Artinya kemaslahatan itu, kalau dalam pandangan Islam harus dinilai dari kepentingan syariah Islam, begitu?

Iya.

Aktivitas Hizbut Tahrir sekarang misalkan berkampanye ingin merubah masyarakat menegakkan syariat Islam, itu juga aktivitas politik?

Aktivitas politik itu tidak berarti ada di parlemen, tapi mengoreksi penguasa itu adalah aktivitas politik, kemudian mendidik umat itu juga aktivitas politik. Kalau kita kembali kepada empat fungsi partai politik itu, representasi itu hanya salah satu saja, selain edukasi, artikulasi dan agregasi. Jadi kalau kaitannya dengan Hizbut Tahrir, Hizbut Tahrir melakukan tiga dari empat.

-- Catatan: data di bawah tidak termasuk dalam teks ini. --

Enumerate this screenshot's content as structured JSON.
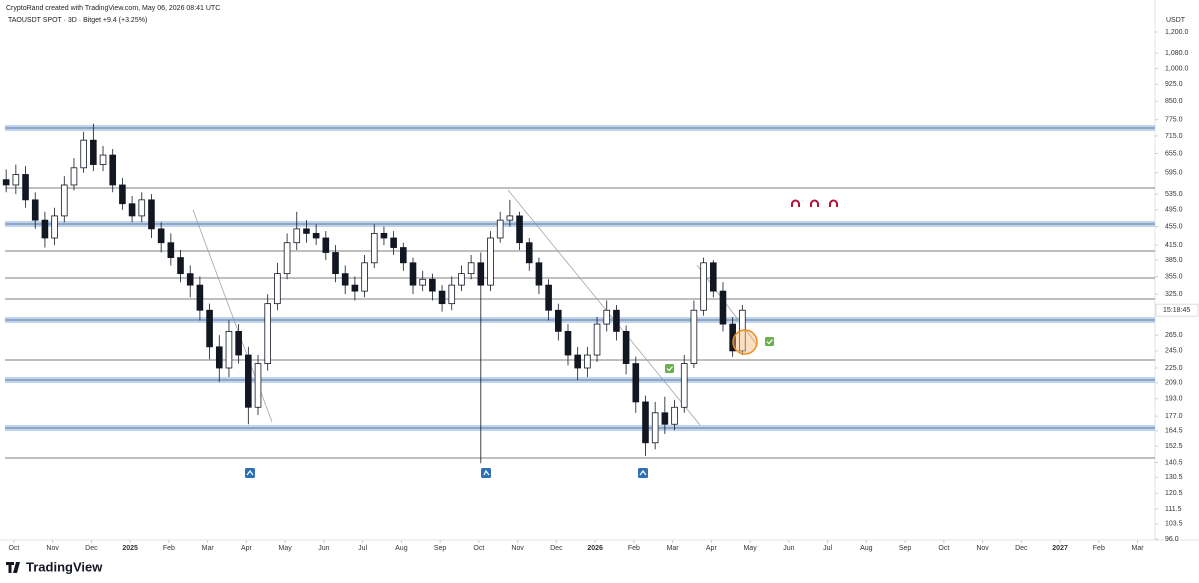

Jadi tidak bisa, bagaimana Hizbut Tahrir disebut apolitik. (li-hti)

Comments :

1
Rizaldy Patra mengatakan...
on 

Assalamu'alaikum

Akhi, tulisannya bagus sekali. Dari pertanyaan dan jawaban yang dilontarkan, hampir(tidak berani bilang 100%) semuanya logis.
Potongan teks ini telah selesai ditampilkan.